The machinations of the Sri Lankan military in the East threaten to undermine the ceasefire and plunge the country back to war. The LTTE cannot afford to lose control of the East or allow the emergence of a rival that threatens its claim to be “the sole representative” of the Tamil people. At the same time, the military, backed by more militarist layers of the ruling elite in Colombo, see the split as an ideal opportunity to weaken and destroy the LTTE permanently.

The factional clashes are continuing unabated.

* On September 7, the Karuna group attacked an LTTE checkpoint at Pullimalai, 65 km from Batticaloa. Eight of the 12 LTTE fighters were killed, another two were wounded and a quantity of ammunition seized in the raid. The LTTE claimed the well-armed attackers came from a nearby army camp.

* On September 23 the LTTE killed Karuna’s brother, V. Sivanesathurai (Reggie), at Annadmali in an LTTE-controlled area of the Batticaloa district. According to the Colombo media, Reggie became the faction’s main military leader after Karuna fled the area.

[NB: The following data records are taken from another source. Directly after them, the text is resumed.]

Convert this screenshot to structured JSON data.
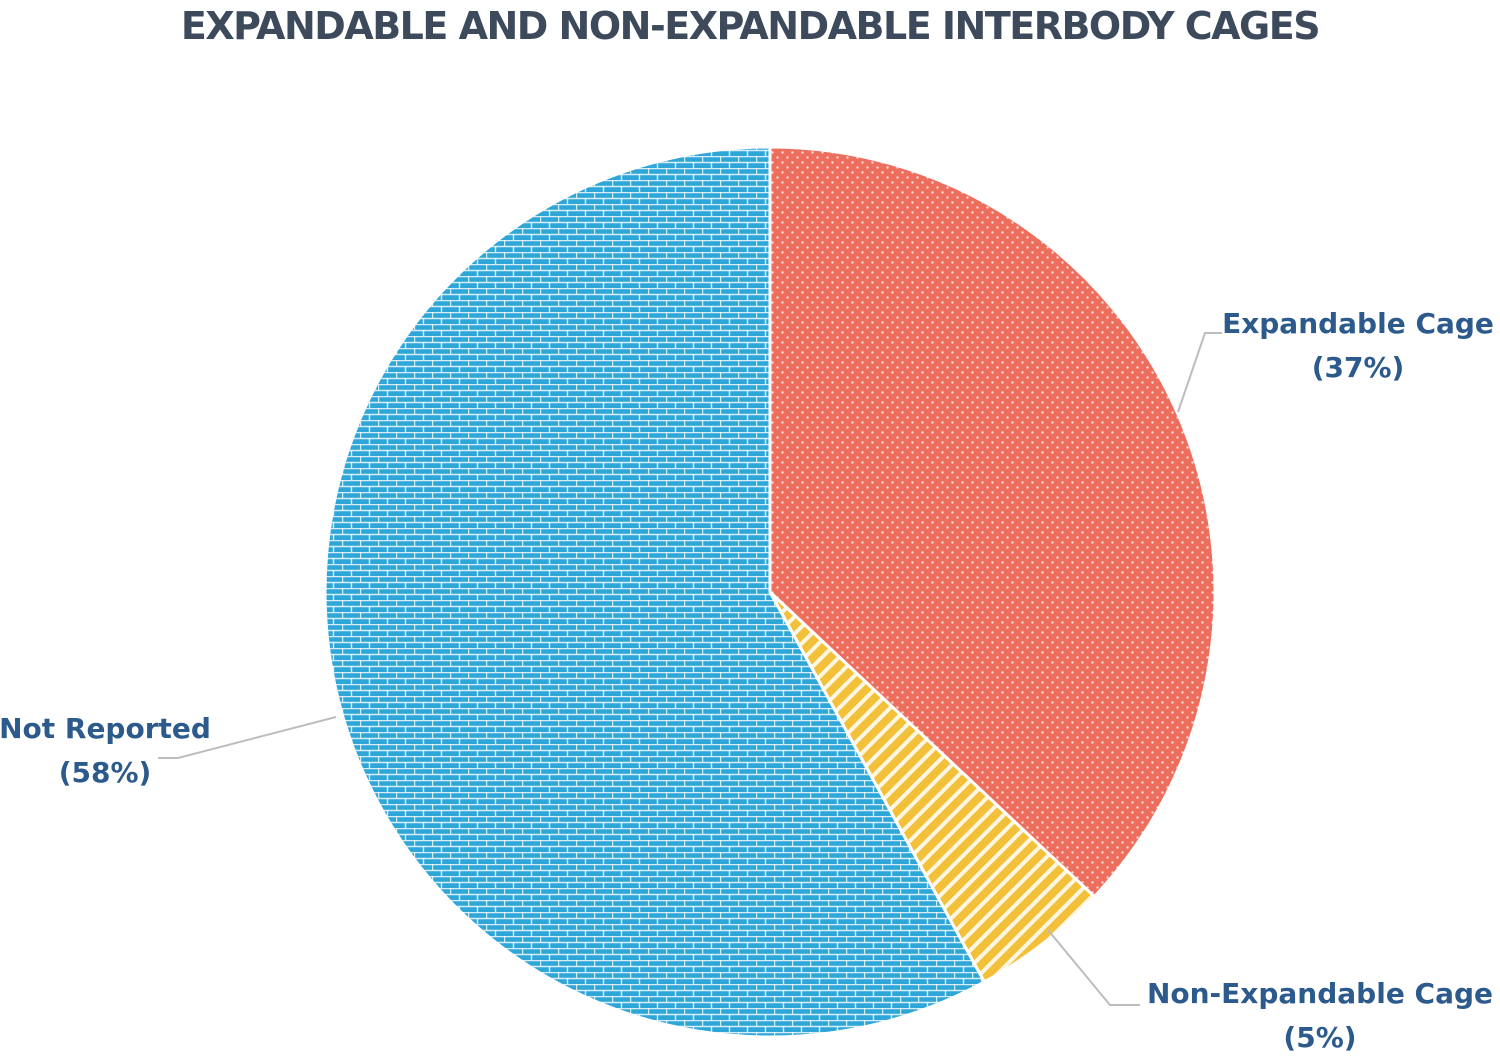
{
  "chart_data": {
    "type": "pie",
    "title": "EXPANDABLE AND NON-EXPANDABLE INTERBODY CAGES",
    "slices": [
      {
        "label": "Expandable Cage",
        "value": 37,
        "value_label": "(37%)",
        "color": "#ee6e5e",
        "pattern": "dots"
      },
      {
        "label": "Non-Expandable Cage",
        "value": 5,
        "value_label": "(5%)",
        "color": "#f3c03a",
        "pattern": "diagonal-stripes"
      },
      {
        "label": "Not Reported",
        "value": 58,
        "value_label": "(58%)",
        "color": "#2fa6d8",
        "pattern": "bricks"
      }
    ],
    "legend": "none",
    "start": "12 o'clock, clockwise"
  }
}
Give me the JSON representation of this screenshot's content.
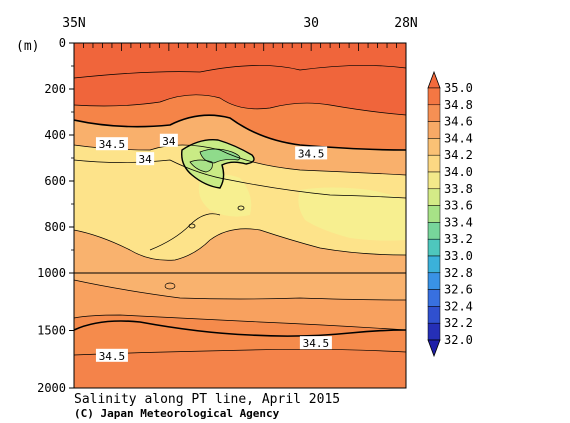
{
  "chart_data": {
    "type": "heatmap",
    "title": "Salinity along PT line, April 2015",
    "credit": "(C) Japan Meteorological Agency",
    "y_unit_label": "(m)",
    "x_ticks": [
      {
        "label": "35N",
        "lat": 35
      },
      {
        "label": "30",
        "lat": 30
      },
      {
        "label": "28N",
        "lat": 28
      }
    ],
    "x_range": [
      35,
      28
    ],
    "y_ticks_upper": [
      0,
      200,
      400,
      600,
      800,
      1000
    ],
    "y_ticks_lower": [
      1500,
      2000
    ],
    "depth_break": 1000,
    "colorbar": {
      "levels": [
        "35.0",
        "34.8",
        "34.6",
        "34.4",
        "34.2",
        "34.0",
        "33.8",
        "33.6",
        "33.4",
        "33.2",
        "33.0",
        "32.8",
        "32.6",
        "32.4",
        "32.2",
        "32.0"
      ],
      "colors": [
        "#f26a3c",
        "#f5834a",
        "#f79c5d",
        "#f9b56e",
        "#fbcd7c",
        "#fde38a",
        "#e9ee8a",
        "#bfe883",
        "#8fdb8b",
        "#5fcfaa",
        "#3dbfd0",
        "#38a3e3",
        "#3a80e8",
        "#3560d8",
        "#2b3fc6",
        "#1f1fa8"
      ]
    },
    "contour_labels": [
      {
        "text": "34.5",
        "lat": 34.2,
        "depth": 440
      },
      {
        "text": "34.5",
        "lat": 30.0,
        "depth": 480
      },
      {
        "text": "34",
        "lat": 33.0,
        "depth": 425
      },
      {
        "text": "34",
        "lat": 33.5,
        "depth": 505
      },
      {
        "text": "34.5",
        "lat": 34.2,
        "depth": 1720
      },
      {
        "text": "34.5",
        "lat": 29.9,
        "depth": 1610
      }
    ]
  }
}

* On September 28, a rocket propelled grenade struck the village of Panichchankerni, 42 km from Batticaloa, killed one woman and injuring another. The LTTE alleged that the RPG came from the direction of army camp in the area and again accused the military of harbouring Karuna’s fighters.

* On October 11, the LTTE killed two of the Karuna group’s fighters and wounded six more in Nagastenne, a village about 68 km from Batticaloa. The Sri Lanka army transferred the wounded men from the Polonnaruwa Base Hospital to Colombo.

Taken together, the communal protests, military intrigues and factional fighting have created a dangerous political brew in the East with the potential to provoke a return to the bloody civil war that has already claimed more than 60,000 lives over the past two decades.